Sunday, January 23, 2011

Back in the Day...

...when I was just a 10 or 11 year old kid, West Side Story BURST into my life...and I knew racism. At its finest.

(BTW, 50 years, a half century, have past, in case you didn't notice?)

Among people who were the same...of related families.

Stephen Sondheim made us notice it, in his lyrics. And Maestro Leonard Bernstein made the message even more important, through the music.

A sample:



All people, of whatever color, are called 'racist' these days. It's an EASY word to say...and then feel good about, isn't it? Until the time comes that YOU are called 'racist', for what you think is no apparent reason...by those of your own particular color.

That is when people tend to become non-citizens, especially when someone who thinks they have 'power' is the name-caller.

To that person (you know precisely who you are) I say:

You are nothing to me, and perhaps not much in the mind of the Creator...as you have chosen darkness over light.

May you someday soon fall on your knees, and ask forgiveness for the awful things you have done.

Remember when, way back when...

...gang members and thugs were 'choreographed' to the music of Leonard Bernstein?



I had a five-or-so-minute conversation with the Maestro, when he was accompanied by my local Maestro, Lukas Foss, who was then conductor of the Milwaukee Symphony Orchestra.

Maestro Bernstein was resplendent: European blazer, white silk scarf, glass of Scotch and cigarette--in the main studio of the Milwaukee Ballet Company, at S. 5th and National Avenue, where they still reside.

I was not speechless.

I told him I had known his works from a point when I was quite young...and here I was, almost forty. Thankfully, he took my conversation as a compliment.
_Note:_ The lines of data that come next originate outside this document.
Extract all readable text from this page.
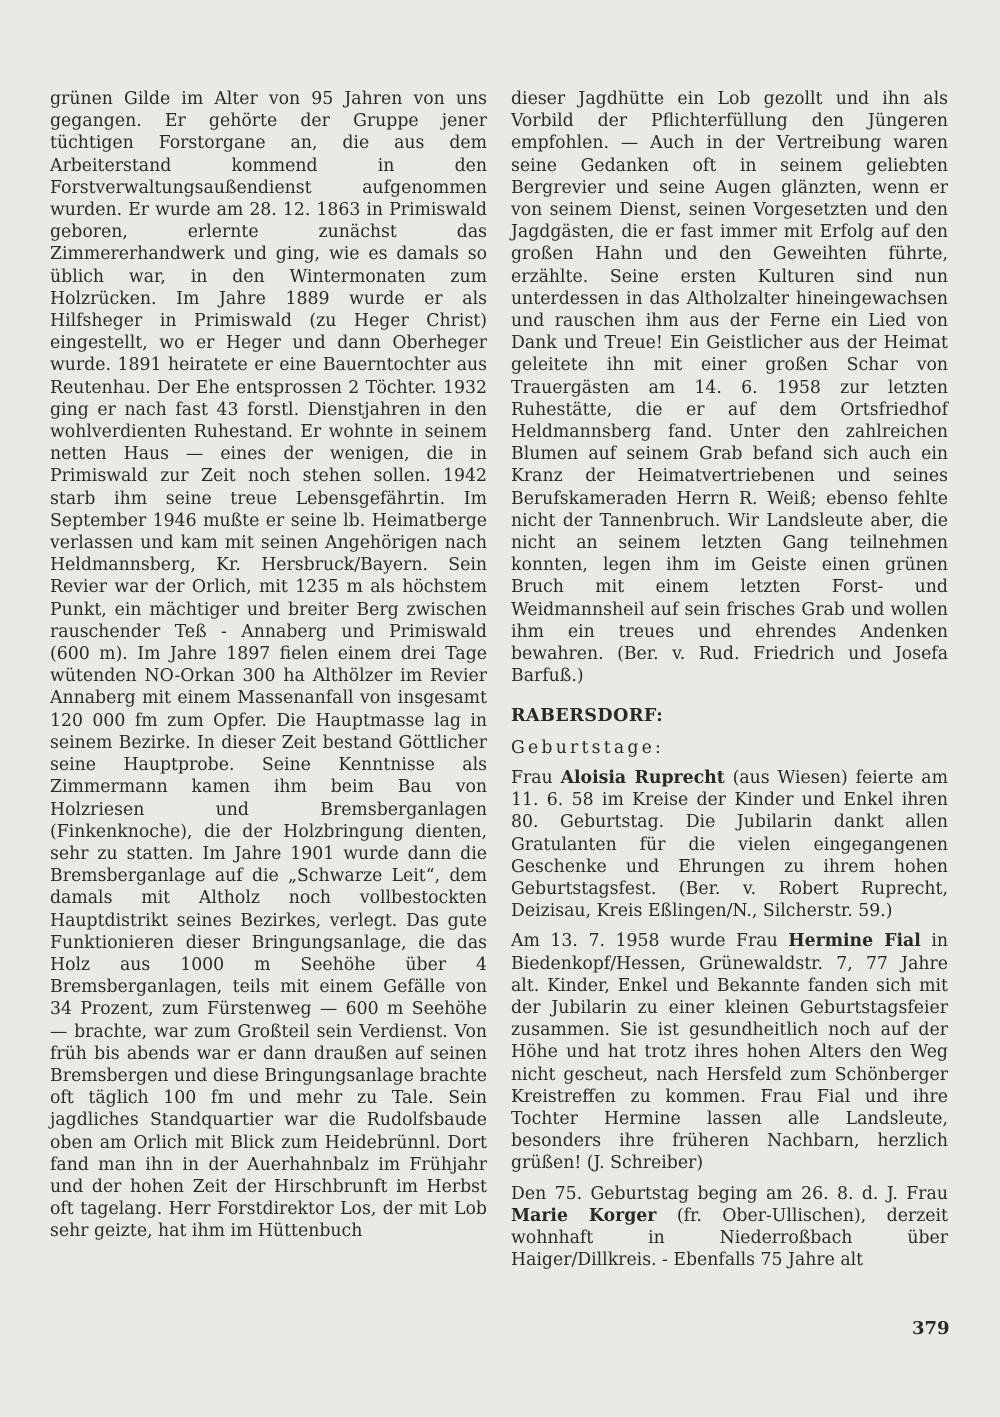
grünen Gilde im Alter von 95 Jahren von uns gegangen. Er gehörte der Gruppe jener tüchtigen Forstorgane an, die aus dem Arbeiterstand kommend in den Forstverwaltungsaußendienst aufgenommen wurden. Er wurde am 28. 12. 1863 in Primiswald geboren, erlernte zunächst das Zimmererhandwerk und ging, wie es damals so üblich war, in den Wintermonaten zum Holzrücken. Im Jahre 1889 wurde er als Hilfsheger in Primiswald (zu Heger Christ) eingestellt, wo er Heger und dann Oberheger wurde. 1891 heiratete er eine Bauerntochter aus Reutenhau. Der Ehe entsprossen 2 Töchter. 1932 ging er nach fast 43 forstl. Dienstjahren in den wohlverdienten Ruhestand. Er wohnte in seinem netten Haus — eines der wenigen, die in Primiswald zur Zeit noch stehen sollen. 1942 starb ihm seine treue Lebensgefährtin. Im September 1946 mußte er seine lb. Heimatberge verlassen und kam mit seinen Angehörigen nach Heldmannsberg, Kr. Hersbruck/Bayern. Sein Revier war der Orlich, mit 1235 m als höchstem Punkt, ein mächtiger und breiter Berg zwischen rauschender Teß - Annaberg und Primiswald (600 m). Im Jahre 1897 fielen einem drei Tage wütenden NO-Orkan 300 ha Althölzer im Revier Annaberg mit einem Massenanfall von insgesamt 120 000 fm zum Opfer. Die Hauptmasse lag in seinem Bezirke. In dieser Zeit bestand Göttlicher seine Hauptprobe. Seine Kenntnisse als Zimmermann kamen ihm beim Bau von Holzriesen und Bremsberganlagen (Finkenknoche), die der Holzbringung dienten, sehr zu statten. Im Jahre 1901 wurde dann die Bremsberganlage auf die „Schwarze Leit“, dem damals mit Altholz noch vollbestockten Hauptdistrikt seines Bezirkes, verlegt. Das gute Funktionieren dieser Bringungsanlage, die das Holz aus 1000 m Seehöhe über 4 Bremsberganlagen, teils mit einem Gefälle von 34 Prozent, zum Fürstenweg — 600 m Seehöhe — brachte, war zum Großteil sein Verdienst. Von früh bis abends war er dann draußen auf seinen Bremsbergen und diese Bringungsanlage brachte oft täglich 100 fm und mehr zu Tale. Sein jagdliches Standquartier war die Rudolfsbaude oben am Orlich mit Blick zum Heidebrünnl. Dort fand man ihn in der Auerhahnbalz im Frühjahr und der hohen Zeit der Hirschbrunft im Herbst oft tagelang. Herr Forstdirektor Los, der mit Lob sehr geizte, hat ihm im Hüttenbuch

dieser Jagdhütte ein Lob gezollt und ihn als Vorbild der Pflichterfüllung den Jüngeren empfohlen. — Auch in der Vertreibung waren seine Gedanken oft in seinem geliebten Bergrevier und seine Augen glänzten, wenn er von seinem Dienst, seinen Vorgesetzten und den Jagdgästen, die er fast immer mit Erfolg auf den großen Hahn und den Geweihten führte, erzählte. Seine ersten Kulturen sind nun unterdessen in das Altholzalter hineingewachsen und rauschen ihm aus der Ferne ein Lied von Dank und Treue! Ein Geistlicher aus der Heimat geleitete ihn mit einer großen Schar von Trauergästen am 14. 6. 1958 zur letzten Ruhestätte, die er auf dem Ortsfriedhof Heldmannsberg fand. Unter den zahlreichen Blumen auf seinem Grab befand sich auch ein Kranz der Heimatvertriebenen und seines Berufskameraden Herrn R. Weiß; ebenso fehlte nicht der Tannenbruch. Wir Landsleute aber, die nicht an seinem letzten Gang teilnehmen konnten, legen ihm im Geiste einen grünen Bruch mit einem letzten Forst- und Weidmannsheil auf sein frisches Grab und wollen ihm ein treues und ehrendes Andenken bewahren. (Ber. v. Rud. Friedrich und Josefa Barfuß.)

RABERSDORF:
Geburtstage:

Frau Aloisia Ruprecht (aus Wiesen) feierte am 11. 6. 58 im Kreise der Kinder und Enkel ihren 80. Geburtstag. Die Jubilarin dankt allen Gratulanten für die vielen eingegangenen Geschenke und Ehrungen zu ihrem hohen Geburtstagsfest. (Ber. v. Robert Ruprecht, Deizisau, Kreis Eßlingen/N., Silcherstr. 59.)

Am 13. 7. 1958 wurde Frau Hermine Fial in Biedenkopf/Hessen, Grünewaldstr. 7, 77 Jahre alt. Kinder, Enkel und Bekannte fanden sich mit der Jubilarin zu einer kleinen Geburtstagsfeier zusammen. Sie ist gesundheitlich noch auf der Höhe und hat trotz ihres hohen Alters den Weg nicht gescheut, nach Hersfeld zum Schönberger Kreistreffen zu kommen. Frau Fial und ihre Tochter Hermine lassen alle Landsleute, besonders ihre früheren Nachbarn, herzlich grüßen! (J. Schreiber)

Den 75. Geburtstag beging am 26. 8. d. J. Frau Marie Korger (fr. Ober-Ullischen), derzeit wohnhaft in Niederroßbach über Haiger/Dillkreis. - Ebenfalls 75 Jahre alt

379
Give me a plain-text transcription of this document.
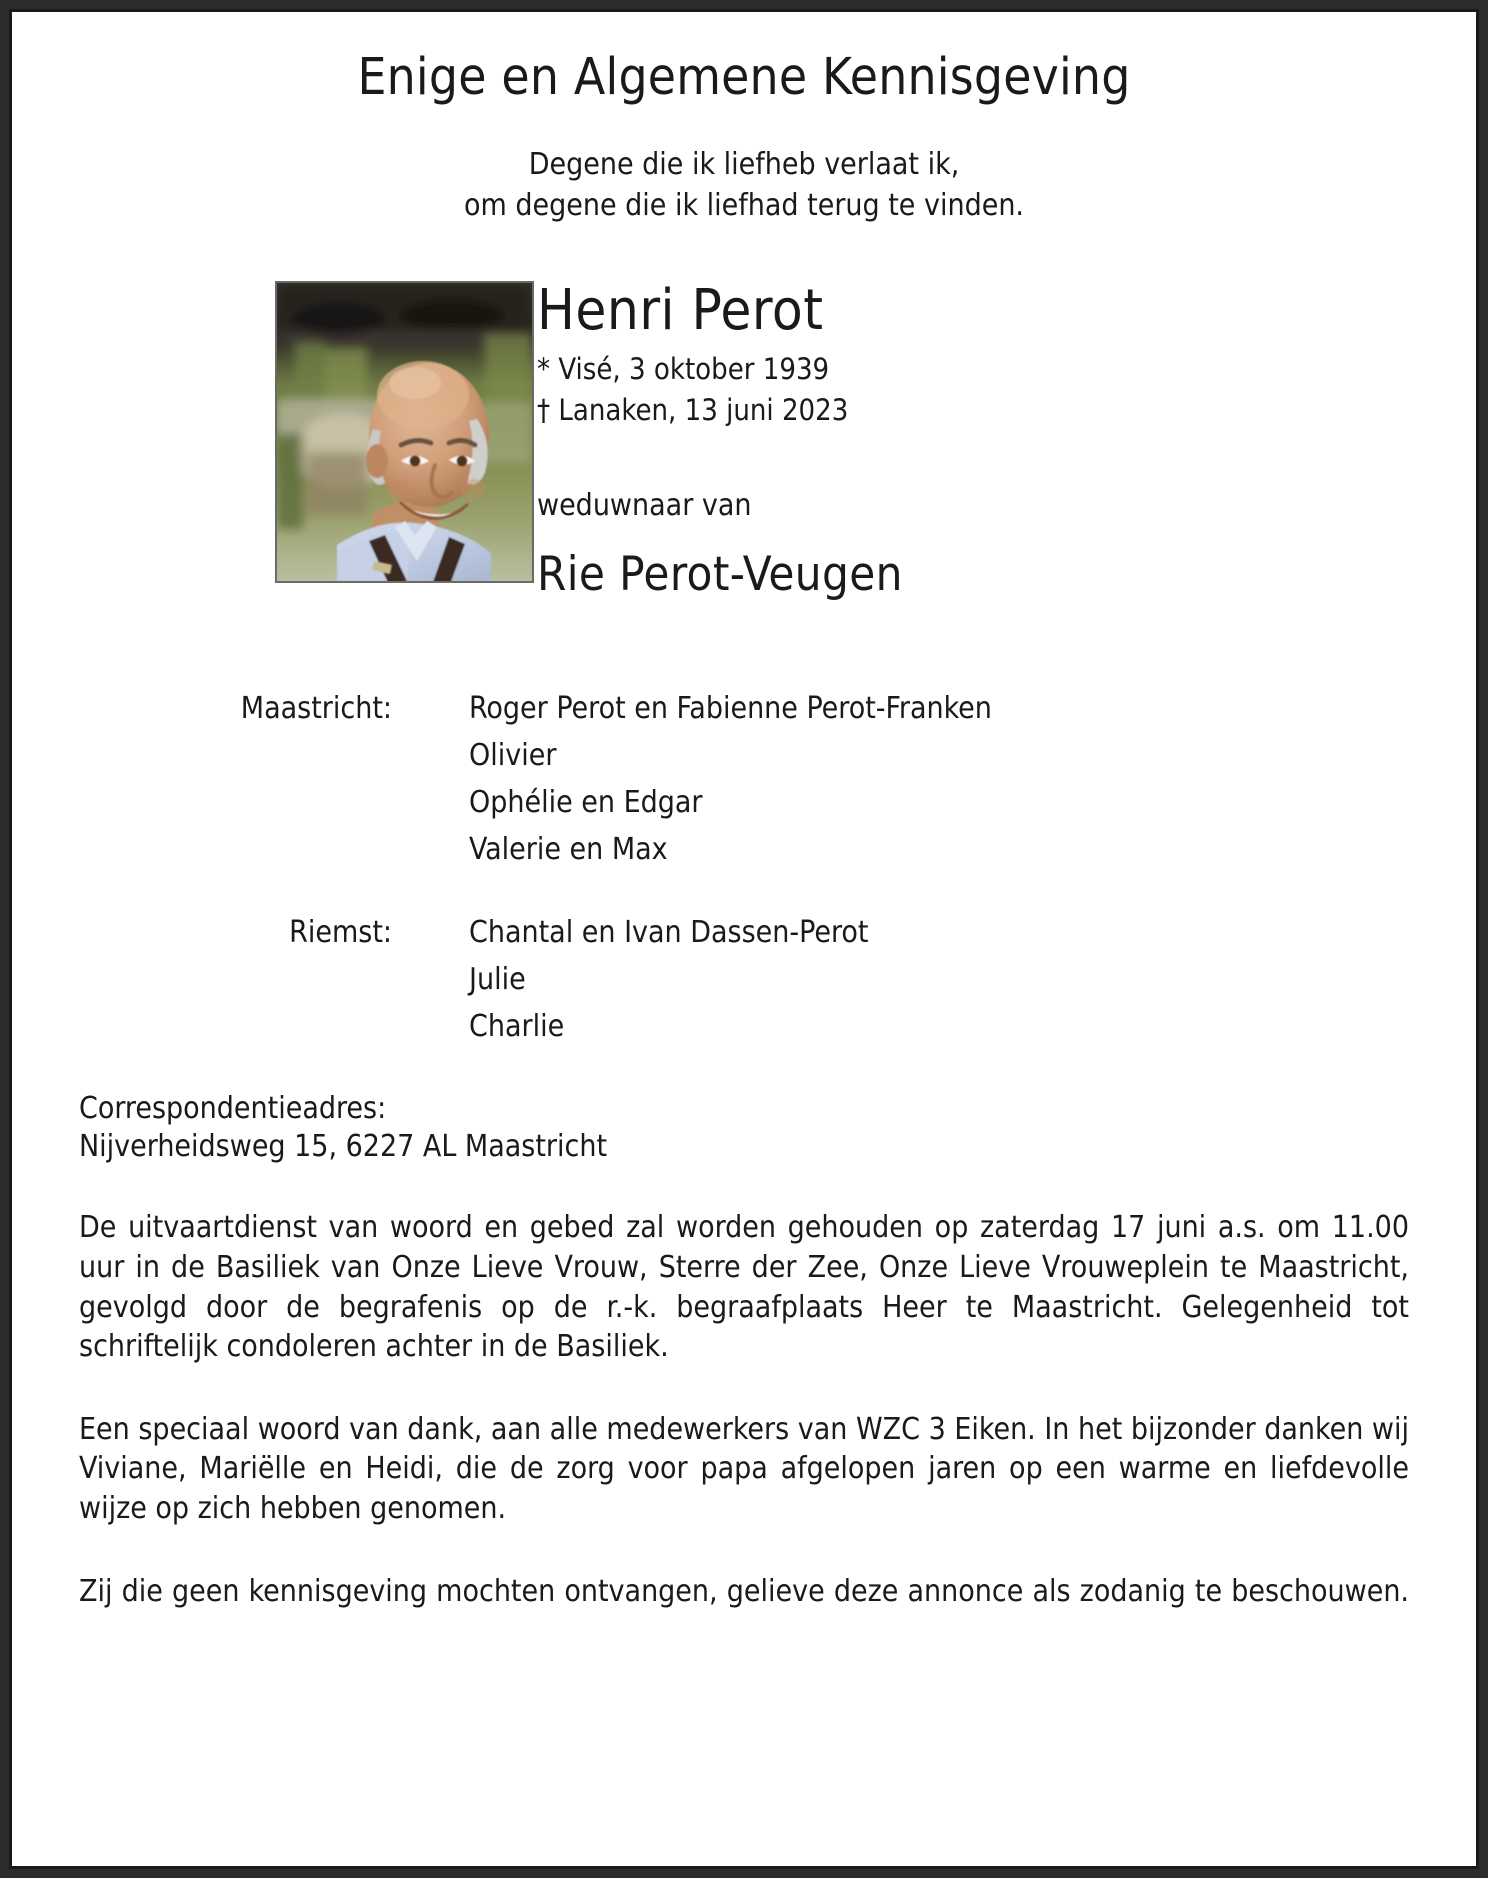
Enige en Algemene Kennisgeving
Degene die ik liefheb verlaat ik,
om degene die ik liefhad terug te vinden.
Henri Perot
* Visé, 3 oktober 1939
† Lanaken, 13 juni 2023
weduwnaar van
Rie Perot-Veugen
Maastricht:	Roger Perot en Fabienne Perot-Franken
Olivier
Ophélie en Edgar
Valerie en Max
Riemst:	Chantal en Ivan Dassen-Perot
Julie
Charlie
Correspondentieadres:
Nijverheidsweg 15, 6227 AL Maastricht
De uitvaartdienst van woord en gebed zal worden gehouden op zaterdag 17 juni a.s. om 11.00 uur in de Basiliek van Onze Lieve Vrouw, Sterre der Zee, Onze Lieve Vrouweplein te Maastricht, gevolgd door de begrafenis op de r.-k. begraafplaats Heer te Maastricht. Gelegenheid tot schriftelijk condoleren achter in de Basiliek.
Een speciaal woord van dank, aan alle medewerkers van WZC 3 Eiken. In het bijzonder danken wij Viviane, Mariëlle en Heidi, die de zorg voor papa afgelopen jaren op een warme en liefdevolle wijze op zich hebben genomen.
Zij die geen kennisgeving mochten ontvangen, gelieve deze annonce als zodanig te beschouwen.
He went on to finance and produce an 'unproducable work', as it was then known, by calling a few friends (and perhaps Oliver Smith?) in New York.

In my estimation, Leonard Bernstein, for all his shortfalls, was the 20th century equivalent to the 15th's Leonardo.

I thank you, Maestro Bernstein, for all you contributed to the United States of America--of which the Obamas have not a scintilla of an idea!

Oh, don't you wish the Obamas would just break into some sort of 'song and dance'--for REAL?